According to a recent press release, with an aim to maintain the integrity and reputation of universities across Malaysia, the Ministry of Education in Malaysia has decided to deploy blockchain technology.

The ministry has, therefore, launched the ‘e-Scroll system,’ which is an issuance and verification system for university degrees based on the NEM blockchain.

The e-Scroll system has been developed with the aim to address the alarming rise in the number of fake degrees some of which are now rolled out online. Easy access to fake degrees and its related certificates is not only morally unforgiving but also sets out wrong signals to the wellbeing of the society.

Presently, universities in Malaysia receive numerous requests from across the world for the verification of educational certificates. Until now, the whole process was highly disadvantageous as it was done via email or over the telephone. But the blockchain-based e-Scroll system will not only bring in transparency but will also ensure a quick, smooth, and reliable process of verification.

The idea of incorporating blockchain as a means to tackle degree fraud was initially conceived by the Council of ICT Deans of Malaysian universities early this year.

According to the Ministry of Education, the NEM blockchain was shortlisted due to its distinctive credibility in managing authenticity and traceability. A QR code is printed on the certificate, and whenever there arises a need to verify, the QR code can be scanned with the help of an internet connection from any part of the world.

During the preliminary stages of implementation of the e-Scroll system, all the degree certifications of the Ph.D. students graduating from the International Islamic University Malaysia this month will be embedded on the blockchain.

In addition to the e-Scroll system, the education ministry has also formed a consortium of blockchain experts from across different universities within the country. The consortium conducts training sessions for academics and students on blockchain technology. The ministry believes that the consortium would be able to help develop blockchain applications in an attempt to produce revenue for the member institutions.

The six founding member universities of the consortium include International Islamic University Malaysia (IIUM), Universiti Utara Malaysia (UUM), University of Technology, Malaysia (UTM), Universiti Malaysia Sabah (UMS), Universiti Malaysia Terengganu (UMT) and Universiti Teknologi MARA (UITM).

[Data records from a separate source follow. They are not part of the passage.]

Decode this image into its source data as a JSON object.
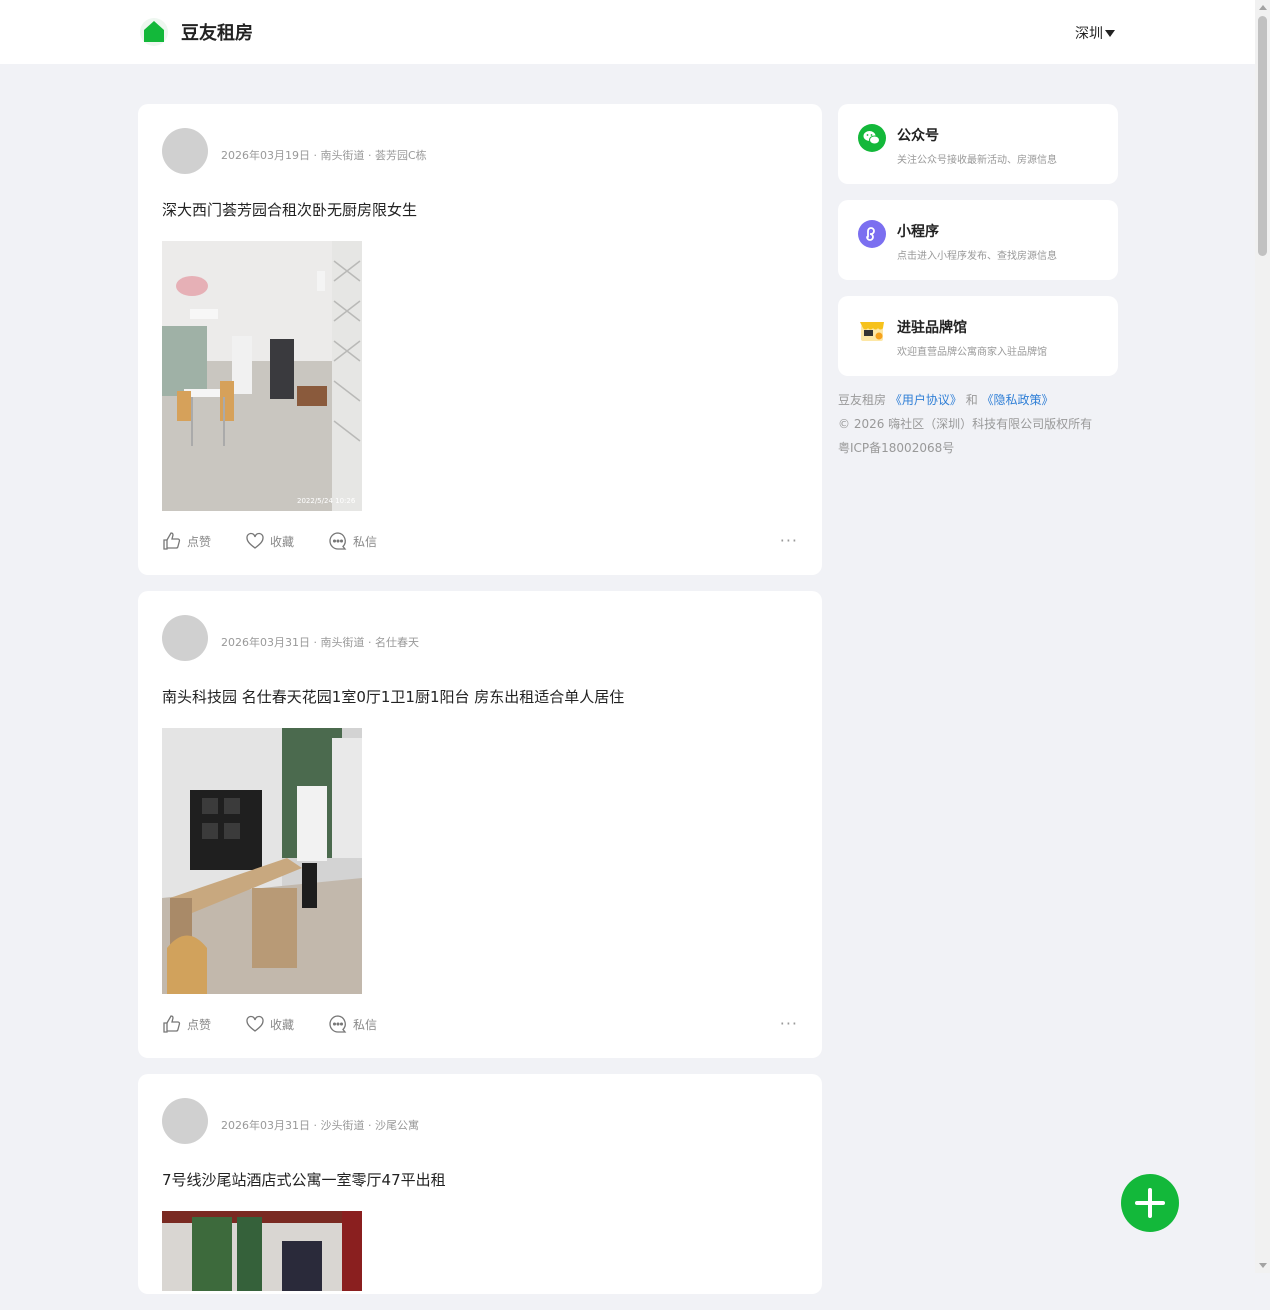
{
  "header": {
    "brand": "豆友租房",
    "city": "深圳",
    "logo_icon": "house-icon"
  },
  "posts": [
    {
      "meta": "2026年03月19日 · 南头街道 · 荟芳园C栋",
      "title": "深大西门荟芳园合租次卧无厨房限女生",
      "photo_stamp": "2022/5/24 10:26",
      "like_label": "点赞",
      "fav_label": "收藏",
      "msg_label": "私信",
      "more": "···"
    },
    {
      "meta": "2026年03月31日 · 南头街道 · 名仕春天",
      "title": "南头科技园 名仕春天花园1室0厅1卫1厨1阳台 房东出租适合单人居住",
      "like_label": "点赞",
      "fav_label": "收藏",
      "msg_label": "私信",
      "more": "···"
    },
    {
      "meta": "2026年03月31日 · 沙头街道 · 沙尾公寓",
      "title": "7号线沙尾站酒店式公寓一室零厅47平出租"
    }
  ],
  "sidebar": {
    "cards": [
      {
        "title": "公众号",
        "desc": "关注公众号接收最新活动、房源信息",
        "icon": "wechat-icon",
        "color": "#13b83a"
      },
      {
        "title": "小程序",
        "desc": "点击进入小程序发布、查找房源信息",
        "icon": "mini-program-icon",
        "color": "#7b6ff0"
      },
      {
        "title": "进驻品牌馆",
        "desc": "欢迎直营品牌公寓商家入驻品牌馆",
        "icon": "shop-icon",
        "color": "#f6c21c"
      }
    ],
    "footer": {
      "brand": "豆友租房",
      "agreement": "《用户协议》",
      "and": "和",
      "privacy": "《隐私政策》",
      "copyright": "© 2026 嗨社区（深圳）科技有限公司版权所有",
      "icp": "粤ICP备18002068号"
    }
  },
  "colors": {
    "accent": "#13b83a",
    "link": "#2f7fd6",
    "background": "#f1f2f6"
  }
}
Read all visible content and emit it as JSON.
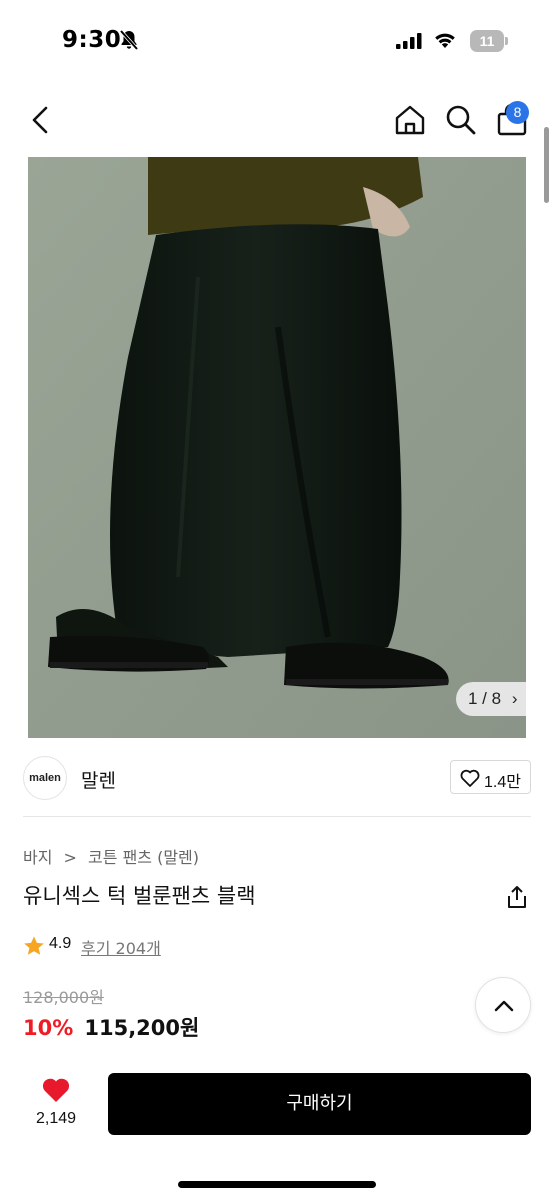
{
  "status_bar": {
    "time": "9:30",
    "battery_level": "11",
    "icons": [
      "bell-slash-icon",
      "signal-icon",
      "wifi-icon",
      "battery-icon"
    ]
  },
  "nav": {
    "icons": [
      "back-arrow-icon",
      "home-icon",
      "search-icon",
      "shopping-bag-icon"
    ],
    "cart_count": "8"
  },
  "gallery": {
    "current": "1",
    "total": "8",
    "counter_text": "1 / 8"
  },
  "brand": {
    "logo_text": "malen",
    "name": "말렌",
    "like_count": "1.4만"
  },
  "breadcrumb": {
    "items": [
      "바지",
      "코튼 팬츠 (말렌)"
    ],
    "separator": ">"
  },
  "product": {
    "title": "유니섹스 턱 벌룬팬츠 블랙",
    "rating": "4.9",
    "review_text": "후기 204개",
    "original_price": "128,000원",
    "discount_rate": "10%",
    "sale_price": "115,200원"
  },
  "bottom_bar": {
    "wish_count": "2,149",
    "buy_label": "구매하기"
  },
  "colors": {
    "accent_blue": "#2a74e8",
    "discount_red": "#ee1c25",
    "heart_red": "#e8192c",
    "star_yellow": "#f5a623",
    "buy_button": "#000000"
  }
}
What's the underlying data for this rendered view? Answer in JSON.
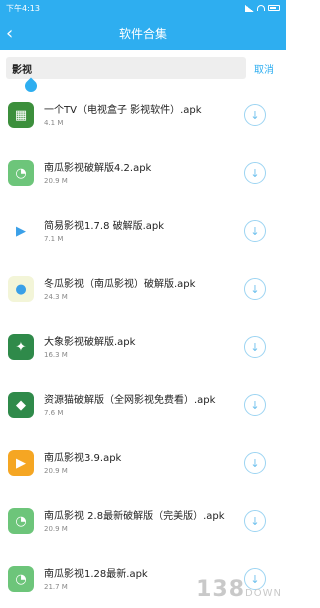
{
  "status": {
    "time": "下午4:13"
  },
  "header": {
    "title": "软件合集",
    "back_icon": "chevron-left-icon"
  },
  "search": {
    "query": "影视",
    "cancel_label": "取消"
  },
  "items": [
    {
      "name": "一个TV（电视盒子 影视软件）.apk",
      "size": "4.1 M",
      "icon": "film-icon",
      "color": "#3c8f3c"
    },
    {
      "name": "南瓜影视破解版4.2.apk",
      "size": "20.9 M",
      "icon": "android-icon",
      "color": "#6dc57a"
    },
    {
      "name": "简易影视1.7.8 破解版.apk",
      "size": "7.1 M",
      "icon": "play-icon",
      "color": "#ffffff"
    },
    {
      "name": "冬瓜影视（南瓜影视）破解版.apk",
      "size": "24.3 M",
      "icon": "melon-icon",
      "color": "#f3f5d8"
    },
    {
      "name": "大象影视破解版.apk",
      "size": "16.3 M",
      "icon": "elephant-icon",
      "color": "#2f8a4a"
    },
    {
      "name": "资源猫破解版（全网影视免费看）.apk",
      "size": "7.6 M",
      "icon": "cat-icon",
      "color": "#2f8a4a"
    },
    {
      "name": "南瓜影视3.9.apk",
      "size": "20.9 M",
      "icon": "pumpkin-play-icon",
      "color": "#f5a623"
    },
    {
      "name": "南瓜影视 2.8最新破解版（完美版）.apk",
      "size": "20.9 M",
      "icon": "android-icon",
      "color": "#6dc57a"
    },
    {
      "name": "南瓜影视1.28最新.apk",
      "size": "21.7 M",
      "icon": "android-icon",
      "color": "#6dc57a"
    }
  ],
  "watermark": {
    "text": "138",
    "sub": "DOWN"
  }
}
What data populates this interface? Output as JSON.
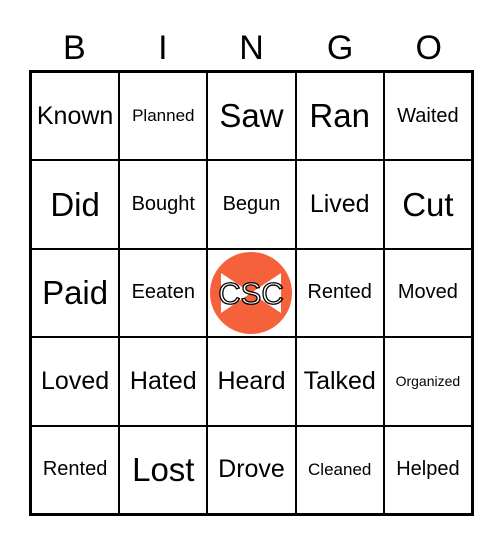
{
  "header": [
    "B",
    "I",
    "N",
    "G",
    "O"
  ],
  "cells": [
    [
      "Known",
      "Planned",
      "Saw",
      "Ran",
      "Waited"
    ],
    [
      "Did",
      "Bought",
      "Begun",
      "Lived",
      "Cut"
    ],
    [
      "Paid",
      "Eeaten",
      "",
      "Rented",
      "Moved"
    ],
    [
      "Loved",
      "Hated",
      "Heard",
      "Talked",
      "Organized"
    ],
    [
      "Rented",
      "Lost",
      "Drove",
      "Cleaned",
      "Helped"
    ]
  ],
  "free_space": {
    "logo_text": "CSC",
    "color": "#f5613a",
    "icon": "bowtie-logo"
  }
}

Another report stated that in a recent Tweet, the Ministry of Education noted that realising the need to safeguard the reputation and integrity of Malaysian universities, the Ministry of Education has taken a decisive action to prevent such degree fraud which also cheats and unfairly disadvantages genuine students.

It will be interesting to see how Malaysia makes use of blockchain technology to combat fraud degrees in the country.